As digital technology offers ever-changing ways for people to manage their financial affairs, the Reserve Bank of Australia has been concerned about whether the banking industry payments platform was able to keep pace with technological progress.
Under pressure, the Australian Payments Clearing Association turned to King & Wood Mallesons for help in creating a platform that would offer Australian businesses and customers a fast, versatile and reliable method of making everyday payments.
To bring different players together, King & Wood Mallesons created a unique and flexible governance structure for the platform, with a constitution and a shareholders’ agreement that allows participants to increase or decrease their involvement over time. In December, the law firm helped secure funding from 12 institutions that are now financing the first round of infrastructure.
In exchange for their financial backing, the institutions will have voting rights, a voice in operations and usage entitlements once the platform is built. But the platform will not be a closed shop; it will be open to other institutions, if they want to create their own overlay for customers to access the system.
“We had to create a structure where everyone has to contribute,” says Scott Farrell, the partner who worked on the project. “But those who contribute more can’t, on their own, change the outcome or prevent others from joining.”
The firm’s involvement in the project, which it calls a “once in a generation” creation of fundamental financial infrastructure, highlights the crucial role of innovation by law firms as Asia modernises its financial markets to keep pace with the needs of growing economies.
Yulchon, a law firm in South Korea, last year helped publicly listed STX Corporation proceed with an unprecedented $155m debt-to-equity swap for publicly held bonds by securing the approval of 2,548 of STX’s 2,565 bondholders.
While large financial institutions routinely use debt-to-equity swaps in restructuring bad loans, this deal involved bonds held by numerous individual bondholders and was carried out as STX was undergoing a voluntary business reorganisation under the supervision of its larger creditors, all leading South Korean financial institutions.
The institutions insisted the public bondholders’ debt-to-equity swap was a precondition for approving STX’s voluntary reorganisation plan. Yulchon lawyers had just two months to organise and conduct a meeting with more than 2,500 bondholders and secure their consent, while preparing to manage potential legal questions about the unusual transaction.
In the end, the swap was approved, setting a precedent that other over-indebted Korean companies hope to follow.

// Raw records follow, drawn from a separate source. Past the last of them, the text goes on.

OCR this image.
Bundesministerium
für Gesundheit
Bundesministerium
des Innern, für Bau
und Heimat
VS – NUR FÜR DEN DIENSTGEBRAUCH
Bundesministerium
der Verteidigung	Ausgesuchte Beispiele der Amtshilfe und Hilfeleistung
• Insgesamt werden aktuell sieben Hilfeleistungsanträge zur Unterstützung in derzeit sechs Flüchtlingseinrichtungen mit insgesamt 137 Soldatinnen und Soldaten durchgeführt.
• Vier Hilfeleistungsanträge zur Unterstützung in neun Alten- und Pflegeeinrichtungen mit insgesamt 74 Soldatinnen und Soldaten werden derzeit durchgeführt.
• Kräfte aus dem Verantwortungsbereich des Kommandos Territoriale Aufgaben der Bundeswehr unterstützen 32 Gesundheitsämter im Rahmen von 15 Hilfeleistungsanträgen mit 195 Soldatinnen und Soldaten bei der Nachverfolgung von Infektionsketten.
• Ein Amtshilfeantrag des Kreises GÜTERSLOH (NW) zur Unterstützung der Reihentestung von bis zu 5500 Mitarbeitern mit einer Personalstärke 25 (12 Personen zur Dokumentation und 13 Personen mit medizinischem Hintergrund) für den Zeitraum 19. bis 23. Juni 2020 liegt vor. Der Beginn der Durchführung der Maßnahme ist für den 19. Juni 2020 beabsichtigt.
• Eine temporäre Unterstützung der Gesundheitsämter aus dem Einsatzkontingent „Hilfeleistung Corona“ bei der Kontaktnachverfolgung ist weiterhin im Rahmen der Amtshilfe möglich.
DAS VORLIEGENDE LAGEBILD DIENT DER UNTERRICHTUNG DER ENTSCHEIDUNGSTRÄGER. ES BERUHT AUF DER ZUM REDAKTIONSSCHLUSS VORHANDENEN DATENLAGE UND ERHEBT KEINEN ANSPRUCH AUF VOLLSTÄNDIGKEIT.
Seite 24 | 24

“This is a win-win,” Ki Young Kim, the Yulchon partner who led the effort, says. “Before this transaction, when a company was in distress with a huge amount of creditors that were not financial institutions, they would usually reject a workout. Now, this can be used instead of bankruptcy procedure.”
Dacheng Law Offices, the Chinese firm, was retained by the Shanghai Environment and Energy Exchange to advise on creating trading policies, payment and settlement systems for one of China’s first regional carbon exchanges.
With no national laws or prior national precedents on carbon trading, Frank Qu and Nancy Sun, Dacheng lawyers, designed the entire system from scratch, dealing with tough questions about how to assess the intangible permits and make them tradable.
“There were many different ideas and proposals,” say Mr Qu. “The discussions, the brainstorming, narrowing down the approach — the whole process was very painful.” But the process bore positive results. The system devised is serving as a model for China’s national carbon exchange, likely to launch next year.
Legal innovations are also essential to bring investment into frontier markets such as Vietnam and Myanmar, where the domestic legal system is often out of sync with the realities of international business and where creative structures are necessary to give companies the ability, and confidence, to invest.
For example, Vietnam-based LNT & Partners helped state-owned PetroVietnam avoid a time-consuming and costly retendering process for a hydropower plant after one of the original international investing consortium members behind the winning bid had to drop out as it said it could not help to finance the costly deal.
Vietnam’s rigid laws had previously required a complete retendering in such circumstances. However, LNT provided a legal argument for the consortium member to be reclassified as a subcontractor — the company was still involved, but not as a financier. The new legal framework allows for the inclusion, exclusion and addition of investors throughout the life of the project, a first for Vietnam, which is creating the flexibility needed to draw international investment in an uncertain business climate.
In Myanmar, DFDL helped a consortium of Singapore banks structure a deal to lend up to $85m to Pan Asia Majestic Eagle for the rollout of 1,250 telecom towers as part of a mobile phone network. The deal was possibly the first limited-recourse, cross-border loan financing deal in Myanmar and required careful legal structuring to give the Singaporean banks the comfort of security over Pan Asia Majestic Eagle assets in Myanmar, despite a legal system totally unprepared to enforce security rights.
“Many Myanmar laws are 100 years old or more, but they are still workable as they are based on English laws,” says Nick Towle, a senior legal adviser at DFDL and an English solicitor. “Construction of the security package was possible but making it enforceable was the challenge. The lenders were brave here . . . They wanted to break the ground and pioneer this type of transaction.”